What you describe and what VAordeal described are two completely different situations.

 

The BSA Advancement Policies and Procedures specifically allow for parents who are registered and approved counselors to counsel their own boys, wards and relatives.

Those same policies also allow a scout to earn as many merit badges from one counselor as that person is registered and approved to counsel

 

So what VA described is allowed. So unless someone has evidence that he was not required to complete all the listed requirements for a badge nothing wrong was done. (I am confident that VA even with the age difference beteen you and him, understood that I was trying to explain that he needs more real evidence before he continues to denegrate the other scout's advancement or the mother's actions).

 

Your situation on the other hand backpacker is an allegation that the advancement requirements were altered. And that is a direct violation of the BSA policies. You cannot add to or delete from any advancement requirement. If someone had evidence that the scout was not advanced then they should report that to the District advancement committee. Now there is actually a few culprits here if the allegations are true.

 

The SM may have signed the book, but who sat on the Board of Review? It was the bor's responsibility to see that the the scout fulfilled the requirements as stated in his handbook.
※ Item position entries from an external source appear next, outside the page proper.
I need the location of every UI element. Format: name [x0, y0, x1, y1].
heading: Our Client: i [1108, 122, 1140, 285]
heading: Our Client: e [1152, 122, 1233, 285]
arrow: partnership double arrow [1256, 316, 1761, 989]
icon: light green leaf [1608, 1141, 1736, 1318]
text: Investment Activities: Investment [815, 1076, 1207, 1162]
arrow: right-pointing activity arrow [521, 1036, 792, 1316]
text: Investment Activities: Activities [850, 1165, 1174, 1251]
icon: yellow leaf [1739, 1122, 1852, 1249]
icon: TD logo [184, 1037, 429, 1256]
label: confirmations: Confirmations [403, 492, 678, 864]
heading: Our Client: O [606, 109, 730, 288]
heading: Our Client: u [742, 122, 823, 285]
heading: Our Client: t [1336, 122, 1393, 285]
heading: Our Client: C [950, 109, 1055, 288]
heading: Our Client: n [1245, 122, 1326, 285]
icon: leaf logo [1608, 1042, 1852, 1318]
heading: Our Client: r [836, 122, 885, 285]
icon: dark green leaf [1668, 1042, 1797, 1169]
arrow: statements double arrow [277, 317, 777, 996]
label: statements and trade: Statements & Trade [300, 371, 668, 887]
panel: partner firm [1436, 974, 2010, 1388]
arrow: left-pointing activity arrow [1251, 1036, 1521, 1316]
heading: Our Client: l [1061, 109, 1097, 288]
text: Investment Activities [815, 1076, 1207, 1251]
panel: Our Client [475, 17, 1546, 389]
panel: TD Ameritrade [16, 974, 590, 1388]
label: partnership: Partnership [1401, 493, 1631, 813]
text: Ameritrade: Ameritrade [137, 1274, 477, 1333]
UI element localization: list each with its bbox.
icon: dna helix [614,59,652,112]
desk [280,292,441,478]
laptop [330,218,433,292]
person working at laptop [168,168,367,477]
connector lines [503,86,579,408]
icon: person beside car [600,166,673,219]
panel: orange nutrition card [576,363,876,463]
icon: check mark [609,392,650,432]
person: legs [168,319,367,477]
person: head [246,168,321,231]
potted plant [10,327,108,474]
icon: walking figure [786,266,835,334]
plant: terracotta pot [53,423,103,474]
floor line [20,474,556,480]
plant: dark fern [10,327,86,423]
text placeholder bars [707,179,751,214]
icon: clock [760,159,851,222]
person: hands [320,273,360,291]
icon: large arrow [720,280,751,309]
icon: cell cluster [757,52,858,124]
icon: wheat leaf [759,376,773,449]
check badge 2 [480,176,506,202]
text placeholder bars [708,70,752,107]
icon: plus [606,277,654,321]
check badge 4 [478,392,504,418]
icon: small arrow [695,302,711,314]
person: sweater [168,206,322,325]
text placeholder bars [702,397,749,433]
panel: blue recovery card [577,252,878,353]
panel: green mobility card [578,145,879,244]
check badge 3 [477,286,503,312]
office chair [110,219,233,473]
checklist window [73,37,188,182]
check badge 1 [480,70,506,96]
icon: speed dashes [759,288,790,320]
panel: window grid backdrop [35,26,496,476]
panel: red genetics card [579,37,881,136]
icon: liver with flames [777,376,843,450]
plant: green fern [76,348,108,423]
Did they ask about what troop or patrol outings he used to meet the requirements?

 

You cannot fault the boy for the father and the bor not following the rules.

 

Once the board has passed the scout there is no removing the rank, BUT the adults can certainly be set straight.

 

While you are of course welcome to your opinion it has no effect on the advancement policies or procedures of the BSA.

 

I will thank you in the future to post your own opinions and not try to determine or represent mine, and I will do the same.

 

I do not believe we share enough common experiences for you to guess what my opinion might be.